Luiz Martins da Silva –
Eu sabia que Helival não era cascateiro, pelo contrário, sujeito sério, na faculdade e, depois, no trabalho, onde chegara antes, já admitido, eu é que era estagiário. Um dia, pedi-lhe detalhes sobre o homem do disco-voador. Por acaso eu vou lá hoje, me disse. Posso ir junto? Quer ir, vamos, mas hoje estou indo só pra ver se ele avançou em alguma coisa, ‘tava muito parado’.
O homem fazia disco-voador, mas não tinha telefone. O jeito era ir lá. Pedimos a kombi do jornal e fomos ao Núcleo Bandeirante. Coincidência, chegamos no exato momento em que artesão de OVNI estava com a mão na massa, quero dizer, nos arames. Um aranzel danado, uma prolixidade de hastes ligando o meio da nave à cobertura, que era de lona. O homem estava lá em cima, atrepado, nos acabamentos.
Camiseta, bermuda, sandália, uns 45 anos. Mas aquele jeitão dele, ali, naquela coisa, de certa maneira confirmou uma desconfiança que eu já levava no íntimo: maluqueira. Foi então, que eu me lembrei, o Helival era ao mesmo tempo comunista e místico, ligado em leituras esotéricas. Mas era bom repórter, texto bom, faro perfeito, descobridor de boas histórias. Só que aquela tava parecendo boa demais. Àquela época, a cidade andava cheia de “cascateiros”.

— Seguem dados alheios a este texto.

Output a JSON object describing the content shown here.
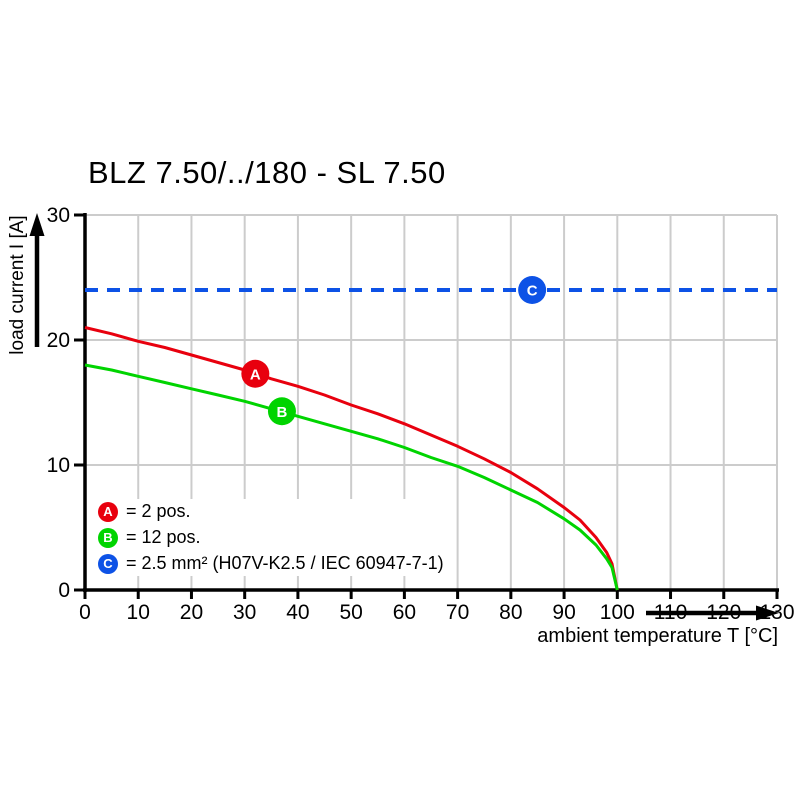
{
  "page": {
    "background": "#ffffff"
  },
  "chart_data": {
    "type": "line",
    "title": "BLZ 7.50/../180 - SL 7.50",
    "xlabel": "ambient temperature T [°C]",
    "ylabel": "load current I [A]",
    "xlim": [
      0,
      130
    ],
    "ylim": [
      0,
      30
    ],
    "x_ticks": [
      0,
      10,
      20,
      30,
      40,
      50,
      60,
      70,
      80,
      90,
      100,
      110,
      120,
      130
    ],
    "y_ticks": [
      0,
      10,
      20,
      30
    ],
    "grid": true,
    "grid_color": "#cccccc",
    "axis_color": "#000000",
    "legend_position": "inside-bottom-left",
    "series": [
      {
        "letter": "A",
        "name": "2 pos.",
        "color": "#e8000e",
        "style": "solid",
        "marker": [
          32,
          17.3
        ],
        "points": [
          [
            0,
            21
          ],
          [
            5,
            20.5
          ],
          [
            10,
            19.9
          ],
          [
            15,
            19.4
          ],
          [
            20,
            18.8
          ],
          [
            25,
            18.2
          ],
          [
            30,
            17.6
          ],
          [
            35,
            16.9
          ],
          [
            40,
            16.3
          ],
          [
            45,
            15.6
          ],
          [
            50,
            14.8
          ],
          [
            55,
            14.1
          ],
          [
            60,
            13.3
          ],
          [
            65,
            12.4
          ],
          [
            70,
            11.5
          ],
          [
            75,
            10.5
          ],
          [
            80,
            9.4
          ],
          [
            85,
            8.1
          ],
          [
            90,
            6.6
          ],
          [
            93,
            5.6
          ],
          [
            96,
            4.2
          ],
          [
            98,
            3.0
          ],
          [
            99,
            2.1
          ],
          [
            100,
            0
          ]
        ]
      },
      {
        "letter": "B",
        "name": "12 pos.",
        "color": "#00d400",
        "style": "solid",
        "marker": [
          37,
          14.3
        ],
        "points": [
          [
            0,
            18
          ],
          [
            5,
            17.6
          ],
          [
            10,
            17.1
          ],
          [
            15,
            16.6
          ],
          [
            20,
            16.1
          ],
          [
            25,
            15.6
          ],
          [
            30,
            15.1
          ],
          [
            35,
            14.5
          ],
          [
            40,
            13.9
          ],
          [
            45,
            13.3
          ],
          [
            50,
            12.7
          ],
          [
            55,
            12.1
          ],
          [
            60,
            11.4
          ],
          [
            65,
            10.6
          ],
          [
            70,
            9.9
          ],
          [
            75,
            9.0
          ],
          [
            80,
            8.0
          ],
          [
            85,
            7.0
          ],
          [
            90,
            5.7
          ],
          [
            93,
            4.8
          ],
          [
            96,
            3.6
          ],
          [
            98,
            2.5
          ],
          [
            99,
            1.8
          ],
          [
            100,
            0
          ]
        ]
      },
      {
        "letter": "C",
        "name": "2.5 mm² (H07V-K2.5 / IEC 60947-7-1)",
        "color": "#0d52e6",
        "style": "dashed",
        "marker": [
          84,
          24
        ],
        "points": [
          [
            0,
            24
          ],
          [
            130,
            24
          ]
        ]
      }
    ],
    "legend": [
      {
        "letter": "A",
        "color": "#e8000e",
        "label": "= 2 pos."
      },
      {
        "letter": "B",
        "color": "#00d400",
        "label": "= 12 pos."
      },
      {
        "letter": "C",
        "color": "#0d52e6",
        "label": "= 2.5 mm² (H07V-K2.5 / IEC 60947-7-1)"
      }
    ]
  }
}
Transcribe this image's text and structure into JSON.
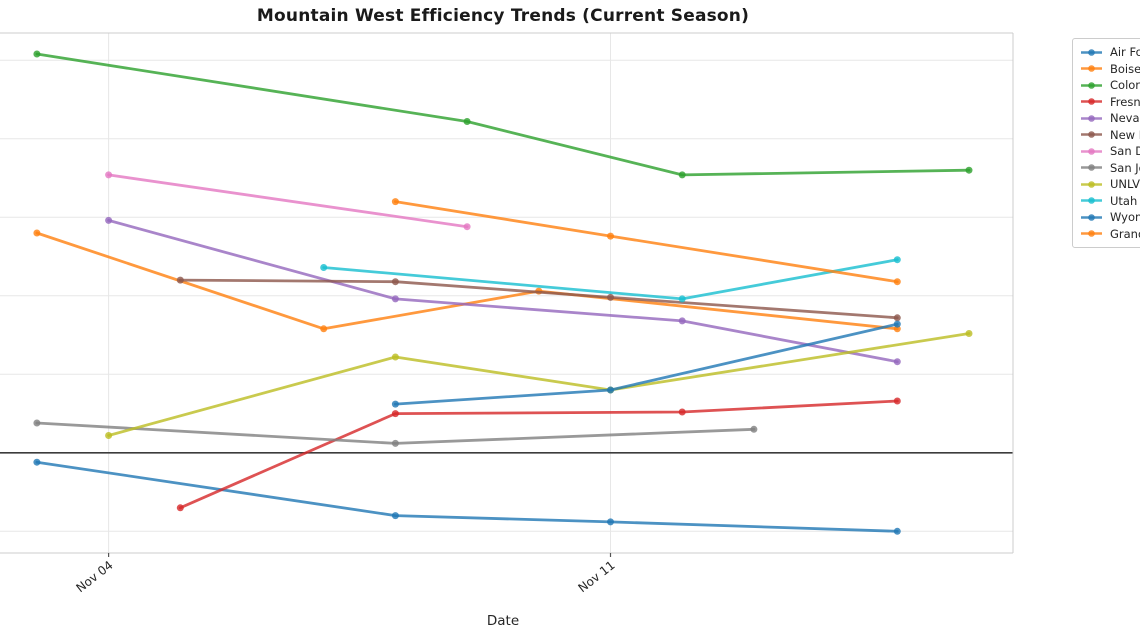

Na maior desfaçatez, “jornalistas”, assim, entre aspas, inventavam cada uma... Um tal de bebê anjo, que depois virou bebê diabo, deu até em romaria numa cidade-satélite, sem que ele existisse, de fato. A famosa “Loira do Chevette Branco”, que também nunca existiu, vivia assustando a cidade. Era puríssima ficção. E uma dupla, repórter e fotógrafo, ia para a rua, na maior cara de pau, para registrar depoimentos, “povo fala”, se é que eles não inventavam também as conversas. O que não era ficção, pena que não fosse, a censura mandava pegar leve, o escabroso crime, o Caso Ana Lídia, a menina loirinha, um anjinho de cabelos cacheados, vítima de um falso sequestro, o próprio irmão se prestara à farsa, mas depois que a gangue pegou o dinheiro eles se entupiram de drogas, abusaram, mataram, queimaram a menina e a enterraram num matagal.
O bando era formado por “filhinhos de papai”, os papais eram ministros, senadores... só o irmão da criança é que estava mais pra pé rapado, classe média baixa. Hoje, Ana Lídia é mártir, túmulo muito visitado, ex-votos, milagres... O crime prescreveu, talvez algum dia alguma comissão da verdade dê nomes oficiais aos bois, o vulgo sempre os soube. O Tropicalismo já era uma das páginas mais importantes na história da cultura brasileira, mas Caetano estava em Londres, gemendo versos do tipo so looking for flying socers in the sky.
E nós, na terra vermelha do Cerrado, testemunhando um cara ultimando retoques de um disco-voador. Ele falava pouco, dizia que estava prestes a dar por encerrada a missão que recebera, botar o disco pra voar, aquilo era um conhecimento que lhe fora passado por seres outros, remanescentes dos Vímanas, dos Atlantes, algo assim. Tempos depois, fiquei sabendo, pelo próprio Helival, que o disco tinha voado, subira pouco mais de 50 metros, mas voara. Uma proeza bem mais pobre do que a de Santos Dumont, mas o autor se deu por descompromissado com as entidades desencarnadas que lhe haviam cobrado a obrigação. Não houve cobertura. O fato mais midiático do mundo, sem cobertura alguma, mas o homem não tinha o menor faro para notícia, não avisou a ninguém, nem ao fiel Helival, que o acompanhara, passo a passo. Houve testemunhas, poucas, sumidas, sem depoimentos. Não foi possível sequer reconstituir o fato, que hoje conto de memória. A preocupação daquele fabricante de disco-voador não era sair na imprensa, mas se livrar de um encargo espiritual, dívida finalmente resgatada.